Seit der gewaltsamen Räumung der Protestcamps der Muslimbrüder in Kairo durch Ägyptens Sicherheitskräfte versinkt das Land in einer Spirale der Gewalt. Nach amtlichen Angaben wurden bei dem brutalen Polizeieinsatz mindestens 624 Menschen getötet, allein 384 davon bei der Räumung der Protestlager an der Moschee Rabaa Al-Adawija in Nasr City im Osten Kairos und dem Nahda-Platz in Giza. Das Innenministerium spricht von 46 getöteten Polizisten und 578 Zivilisten. Die Bruderschaft gießt derweil Öl ins Feuer und rief gestern erneut zu einem „Tag des Zorns“ auf. Der Kampf für den Sturz des „illegitimen Regimes“ sei eine „islamische, nationale, moralische und menschliche Pflicht“, heißt es auf ihrer Website. Dutzende Protestzüge formierten sich allein im Großraum Kairo und zogen zum Ramses-Platz im Zentrum der Hauptstadt. Heftige Ausschreitungen zwischen Sicherheitskräften und teils bewaffneten Anhängern der Bruderschaft brachen aus und verwandelten die Innenstadt in ein Kriegsgebiet. Auch in anderen Städten des Landes zogen Anhänger der Bruderschaft auf die Straße, attackierten Polizei- und Militäreinrichtungen und brannten Regierungsgebäude nieder (erschienen in Junge Welt vom 17.8.2013).
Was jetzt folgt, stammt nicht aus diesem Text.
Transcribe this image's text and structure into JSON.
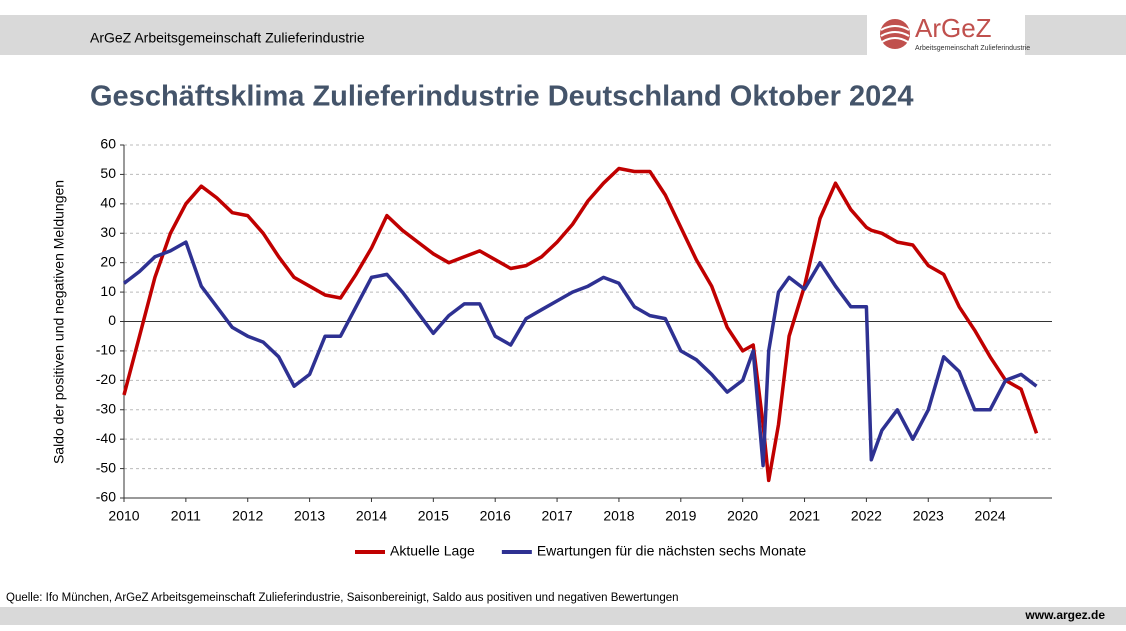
{
  "header": {
    "title": "ArGeZ Arbeitsgemeinschaft Zulieferindustrie"
  },
  "logo": {
    "text": "ArGeZ",
    "subtitle": "Arbeitsgemeinschaft Zulieferindustrie"
  },
  "chart_data": {
    "type": "line",
    "title": "Geschäftsklima Zulieferindustrie Deutschland Oktober 2024",
    "y_label": "Saldo der positiven und negativen Meldungen",
    "x": [
      2010,
      2010.25,
      2010.5,
      2010.75,
      2011,
      2011.25,
      2011.5,
      2011.75,
      2012,
      2012.25,
      2012.5,
      2012.75,
      2013,
      2013.25,
      2013.5,
      2013.75,
      2014,
      2014.25,
      2014.5,
      2014.75,
      2015,
      2015.25,
      2015.5,
      2015.75,
      2016,
      2016.25,
      2016.5,
      2016.75,
      2017,
      2017.25,
      2017.5,
      2017.75,
      2018,
      2018.25,
      2018.5,
      2018.75,
      2019,
      2019.25,
      2019.5,
      2019.75,
      2020,
      2020.17,
      2020.33,
      2020.42,
      2020.58,
      2020.75,
      2021,
      2021.25,
      2021.5,
      2021.75,
      2022,
      2022.08,
      2022.25,
      2022.5,
      2022.75,
      2023,
      2023.25,
      2023.5,
      2023.75,
      2024,
      2024.25,
      2024.5,
      2024.75
    ],
    "series": [
      {
        "name": "Aktuelle Lage",
        "color": "#c00000",
        "values": [
          -25,
          -5,
          15,
          30,
          40,
          46,
          42,
          37,
          36,
          30,
          22,
          15,
          12,
          9,
          8,
          16,
          25,
          36,
          31,
          27,
          23,
          20,
          22,
          24,
          21,
          18,
          19,
          22,
          27,
          33,
          41,
          47,
          52,
          51,
          51,
          43,
          32,
          21,
          12,
          -2,
          -10,
          -8,
          -35,
          -54,
          -35,
          -5,
          12,
          35,
          47,
          38,
          32,
          31,
          30,
          27,
          26,
          19,
          16,
          5,
          -3,
          -12,
          -20,
          -23,
          -38
        ]
      },
      {
        "name": "Ewartungen für die nächsten sechs Monate",
        "color": "#2e3192",
        "values": [
          13,
          17,
          22,
          24,
          27,
          12,
          5,
          -2,
          -5,
          -7,
          -12,
          -22,
          -18,
          -5,
          -5,
          5,
          15,
          16,
          10,
          3,
          -4,
          2,
          6,
          6,
          -5,
          -8,
          1,
          4,
          7,
          10,
          12,
          15,
          13,
          5,
          2,
          1,
          -10,
          -13,
          -18,
          -24,
          -20,
          -10,
          -49,
          -10,
          10,
          15,
          11,
          20,
          12,
          5,
          5,
          -47,
          -37,
          -30,
          -40,
          -30,
          -12,
          -17,
          -30,
          -30,
          -20,
          -18,
          -22
        ]
      }
    ],
    "xlim": [
      2010,
      2025
    ],
    "xticks": [
      2010,
      2011,
      2012,
      2013,
      2014,
      2015,
      2016,
      2017,
      2018,
      2019,
      2020,
      2021,
      2022,
      2023,
      2024
    ],
    "ylim": [
      -60,
      60
    ],
    "yticks": [
      -60,
      -50,
      -40,
      -30,
      -20,
      -10,
      0,
      10,
      20,
      30,
      40,
      50,
      60
    ],
    "grid": true,
    "legend": "bottom"
  },
  "footer": {
    "source": "Quelle: Ifo München, ArGeZ Arbeitsgemeinschaft Zulieferindustrie, Saisonbereinigt, Saldo aus positiven und negativen Bewertungen",
    "url": "www.argez.de"
  }
}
Ägypten erlebt zudem eine beispiellose Welle sektiererischer Gewalt. In Oberägypten wurden christliche Einrichtungen von aufgebrachten Anhängern der Bruderschaft angegriffen. In Minya, Assiut, Sohag und Fayoum, Städte, die in den letzten Jahren immer wieder von religiös motivierter Gewalt erschüttert wurden, brannten dutzende Kirchen nieder. Auch in Suez, Kairo und Giza wuren Kirchen angezündet. Die Maspero Youth Union, eine christliche Jugendorganisation, verurteilte die Gewalt aufs Schärfste und warf der Bruderschaft vor sich bei den Christen für den Sturz Mohamed Mursis rächen zu wollen und einen „Vergeltungskrieg“ gegen Ägyptens Christen ausgelöst zu haben.
Während die Partei für Freiheit und Gerechtigkeit (FJP), der politische Arm der Bruderschaft, die Gewalt gegen Christen offiziell verurteilte, sagte der Sprecher der Muslimbrüder Gehad El-Haddad das Blutbad vom Mittwoch erschwere es der Organisation ihre Mitglieder und Anhänger zu gewaltlosem Widerstand zu überreden. Die Bruderschaft hat offenbar die Kontrolle über den gewaltbereiten Anteil ihrer Anhängerschaft verloren. Dennoch hat ihre Führung eine Eskalation der Gewalt billigend in Kauf genommen, auch wenn noch nicht hinreichend geklärt ist, ob Übergangsregierung und Armee oder die Bruderschaft für den Abbruch der Verhandlungen über eine friedliche Lösung der Krise verantwortlich ist.
Ein Anwohner eines in Giza attackierten christlichen Gemeindehauses stellt zudem die berechtigte Frage warum keine Sicherheitskräfte an Kirchen postiert wurden. Seit 2011 haben Armee und Polizei bei Ausschreitungen zwischen Christen und Muslimen sowie politischen Gegnern immer wieder gezielt nicht eingegriffen, die Gewalt eskalieren lassen und sich nach spätem Eingreifen öffentlichkeitswirksam für die Wiederherstellung der Ordnung feiern zu lassen. Die Gewaltwelle gegen Ägyptens Christen könnte derweil die internationale Kritik am harten Vorgehen von Polizei und Armee gegen die Protestcamps der Bruderschaft schnell verstummen lassen, Rufe nach Wiederherstellung der Ordnung dürften folgen.
Die Opposition gibt unterdessen ein erschreckendes Bild ab. Die Nationale Heilsfront, eine Allianz wirtschaftsliberaler Parteien, der auch die Partei des zurückgetretenen Vizepremiers Mohamed El-Baradei angehört, rief die Bevölkerung auf gegen den Terror der Muslimbrüder auf die Straße zu gehen, machte die Muslimbrüder für die Eskalation der Gewalt verantwortlich und stellte sich demonstrativ auf die Seite der Regierung. Die Revolutionären Sozialisten distanzieren sich scharf von der Position der Heilsfront und werfen ihr vor die massive Polizeigewalt vom Mittwoch zu verharmlosen.